A verificação da caderneta é especialmente importante para crianças que iniciaram um esquema vacinal, mas não receberam todas as doses previstas ou os reforços. A vacinação é seletiva: os profissionais de saúde conferem a situação de cada pessoa e aplicam somente as doses necessárias para iniciar ou completar o esquema previsto.

Abaixo, as vacinas disponíveis:

  • BCG;
  • Hepatite B recombinante;
  • Penta (DTP/Hib/HB)
  • Pólio inativada VIP;
  • Rotavírus humano;
  • Pneumo 10-v e 20-v;
  • Meningo C;
  • Influenza;
  • Covid-19;
  • Febre amarela;
  • Meningo ACWY;
  • Tríplice viral (sarampo, caxumba e rubéola);
  • Varicela;
  • DTP;
  • Hepatite A;
  • Pneumo 23-v;
  • dT;
  • HPV 4;
  • Dengue tetravalente. 

Vacinação contra o sarampo

Como parte da estratégia, a vacinação contra o sarampo foi intensificada nos municípios de São Paulo, Guarulhos e São Bernardo do Campo.

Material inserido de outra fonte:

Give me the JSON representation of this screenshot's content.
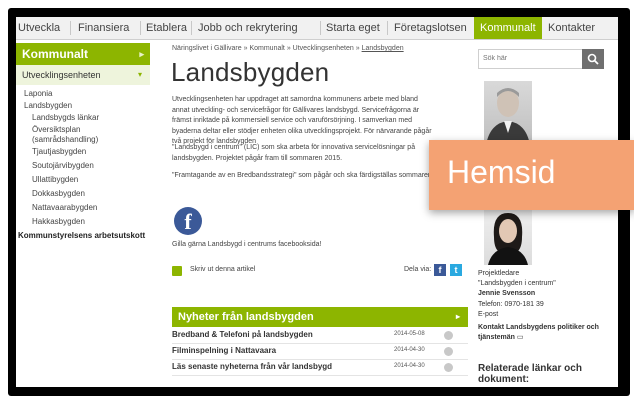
{
  "nav": {
    "items": [
      "Utveckla",
      "Finansiera",
      "Etablera",
      "Jobb och rekrytering",
      "Starta eget",
      "Företagslotsen",
      "Kommunalt",
      "Kontakter"
    ],
    "active": "Kommunalt"
  },
  "sidebar": {
    "heading": "Kommunalt",
    "section": "Utvecklingsenheten",
    "items": [
      "Laponia",
      "Landsbygden",
      "Landsbygds länkar",
      "Översiktsplan (samrådshandling)",
      "Tjautjasbygden",
      "Soutojärvibygden",
      "Ullattibygden",
      "Dokkasbygden",
      "Nattavaarabygden",
      "Hakkasbygden"
    ],
    "bottom": "Kommunstyrelsens arbetsutskott"
  },
  "breadcrumb": {
    "parts": [
      "Näringslivet i Gällivare",
      "Kommunalt",
      "Utvecklingsenheten",
      "Landsbygden"
    ],
    "separator": "»"
  },
  "main": {
    "title": "Landsbygden",
    "paragraphs": [
      "Utvecklingsenheten har uppdraget att samordna kommunens arbete med bland annat utveckling- och servicefrågor för Gällivares landsbygd. Servicefrågorna är främst inriktade på kommersiell service och varuförsörjning. I samverkan med byaderna deltar eller stödjer enheten olika utvecklingsprojekt. För närvarande pågår två projekt för landsbygden",
      "\"Landsbygd i centrum\" (LIC) som ska arbeta för innovativa servicelösningar på landsbygden. Projektet pågår fram till sommaren 2015.",
      "\"Framtagande av en Bredbandsstrategi\" som pågår och ska färdigställas sommaren"
    ],
    "facebook_text": "Gilla gärna Landsbygd i centrums facebooksida!",
    "print_label": "Skriv ut denna artikel",
    "share_label": "Dela via:"
  },
  "news": {
    "heading": "Nyheter från landsbygden",
    "items": [
      {
        "title": "Bredband & Telefoni på landsbygden",
        "date": "2014-05-08"
      },
      {
        "title": "Filminspelning i Nattavaara",
        "date": "2014-04-30"
      },
      {
        "title": "Läs senaste nyheterna från vår landsbygd",
        "date": "2014-04-30"
      }
    ]
  },
  "right": {
    "search_placeholder": "Sök här",
    "contact_role": "Projektledare",
    "contact_project": "\"Landsbygden i centrum\"",
    "contact_name": "Jennie Svensson",
    "contact_phone": "Telefon: 0970-181 39",
    "contact_email": "E-post",
    "contact_link_line1": "Kontakt Landsbygdens politiker och",
    "contact_link_line2": "tjänstemän",
    "related_line1": "Relaterade länkar och",
    "related_line2": "dokument:"
  },
  "overlay": {
    "text": "Hemsid"
  },
  "colors": {
    "accent": "#8db500",
    "overlay": "#f4a273",
    "frame": "#000000"
  }
}
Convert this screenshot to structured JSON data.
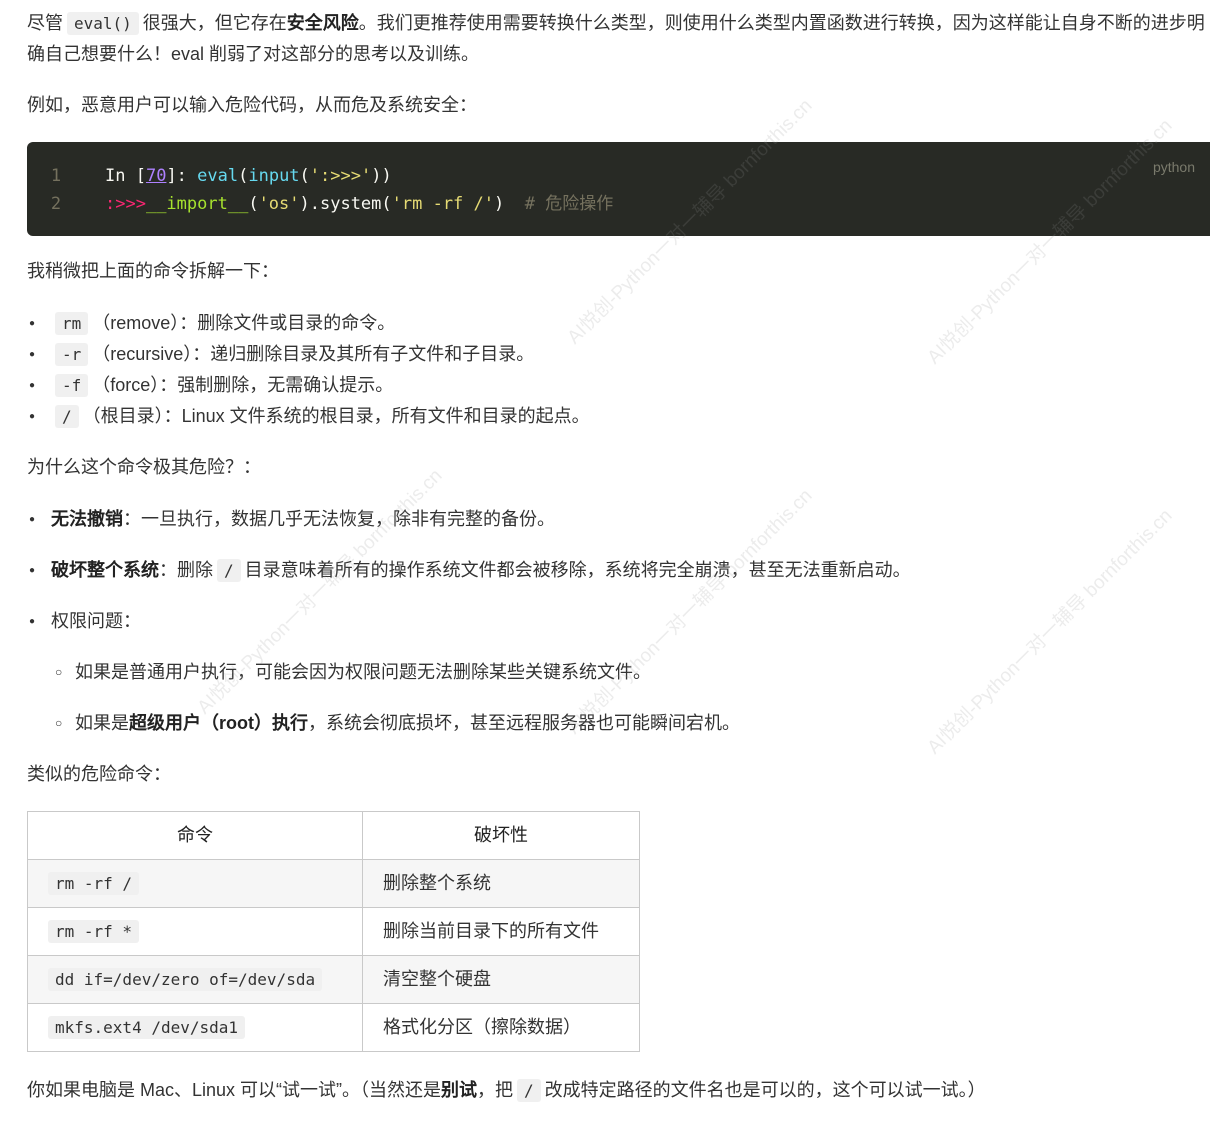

Nesses locais, a vacina está sendo ofertada para pessoas de 6 meses a 59 anos, conforme a situação vacinal e as orientações para cada faixa etária.

A medida foi adotada após o registro de casos de sarampo relacionados à importação do vírus. Para crianças de 6 a 11 meses, a chamada dose zero é adicional e não substitui as doses de rotina, previstas aos 12 e aos 15 meses. Para as demais faixas etárias, os profissionais de saúde verificam a idade e o histórico vacinal para indicar as doses necessárias.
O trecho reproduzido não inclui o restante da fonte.